C.3.5.5 - Information security
IT Security involves all functions pertaining to the securing of Federal data and systems through the creation and definition of security policies, procedures and controls covering such services as identification, authentication, and non-repudiation.
The recommended security categorization for the IT security information type is as follows:
Security category
Confidentiality Low
The confidentiality impact level is the effect of unauthorized disclosure of IT security information on the ability of responsible agencies to secure Federal data and systems through the creation and definition of security policies, procedures and controls covering such services as identification, authentication, and non-repudiation. In most cases, the security policy, procedures, and available controls are not particularly sensitive. Typically, the security information is used in initializing and implementing the controls (e.g., passwords, cryptographic keys) that need to be protected.
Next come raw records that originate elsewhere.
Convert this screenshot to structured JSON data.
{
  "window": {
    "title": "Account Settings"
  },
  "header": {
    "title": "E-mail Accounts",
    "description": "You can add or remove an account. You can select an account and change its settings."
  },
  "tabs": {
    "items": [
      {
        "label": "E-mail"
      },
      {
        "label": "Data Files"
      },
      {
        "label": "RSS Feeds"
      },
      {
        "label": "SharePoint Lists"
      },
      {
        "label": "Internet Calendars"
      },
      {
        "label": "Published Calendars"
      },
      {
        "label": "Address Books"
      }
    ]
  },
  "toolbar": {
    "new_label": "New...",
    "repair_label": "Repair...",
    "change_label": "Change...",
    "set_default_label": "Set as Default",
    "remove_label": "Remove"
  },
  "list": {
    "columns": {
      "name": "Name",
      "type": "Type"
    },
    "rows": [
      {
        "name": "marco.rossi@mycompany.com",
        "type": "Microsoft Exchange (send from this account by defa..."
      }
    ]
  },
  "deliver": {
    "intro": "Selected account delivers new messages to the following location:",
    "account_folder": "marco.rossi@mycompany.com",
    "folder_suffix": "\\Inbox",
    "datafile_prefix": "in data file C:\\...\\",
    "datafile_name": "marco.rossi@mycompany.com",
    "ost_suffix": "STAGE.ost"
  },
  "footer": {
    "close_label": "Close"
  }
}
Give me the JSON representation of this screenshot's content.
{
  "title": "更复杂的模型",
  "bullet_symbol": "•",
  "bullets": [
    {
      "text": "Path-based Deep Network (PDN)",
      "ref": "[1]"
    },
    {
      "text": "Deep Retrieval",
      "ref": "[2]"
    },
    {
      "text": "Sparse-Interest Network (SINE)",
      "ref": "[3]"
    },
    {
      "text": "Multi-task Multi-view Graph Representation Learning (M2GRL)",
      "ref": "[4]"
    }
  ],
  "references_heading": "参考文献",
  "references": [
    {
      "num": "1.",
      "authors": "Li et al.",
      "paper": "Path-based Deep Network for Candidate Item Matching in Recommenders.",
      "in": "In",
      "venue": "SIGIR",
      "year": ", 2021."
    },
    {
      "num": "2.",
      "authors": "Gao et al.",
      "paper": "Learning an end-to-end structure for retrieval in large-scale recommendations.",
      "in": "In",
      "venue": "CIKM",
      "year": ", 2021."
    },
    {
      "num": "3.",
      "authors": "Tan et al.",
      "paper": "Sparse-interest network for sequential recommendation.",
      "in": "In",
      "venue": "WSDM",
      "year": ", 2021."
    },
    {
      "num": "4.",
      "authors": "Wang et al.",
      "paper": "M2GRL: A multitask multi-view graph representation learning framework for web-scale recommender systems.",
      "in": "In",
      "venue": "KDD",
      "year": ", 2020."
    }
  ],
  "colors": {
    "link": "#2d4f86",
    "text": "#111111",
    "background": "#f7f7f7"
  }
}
In general, disclosure of the security policies, procedures, and controls will result in only limited adverse effects on the confidentiality of system information and processes. Recommended Confidentiality Impact Level: The recommended provisional confidentiality impact level recommended for IT security information is low.
Integrity Moderate
The integrity impact level is based on the specific mission and the data supporting that mission, not on the time required to detect the modification or destruction of information. Recommended Integrity Impact Level: The provisional integrity impact level recommended for IT security information is moderate.
Availability Low
The availability impact level is based on the specific mission and the data supporting that mission, not on the time required to re-establish access to IT security information. Temporary disruption of access to IT security information can usually be expected to have a limited adverse effect on agency operations (including mission functions and public confidence in the agency), agency assets, or individuals. Recommended Availability Impact Level: The provisional availability impact level recommended for IT security information is low.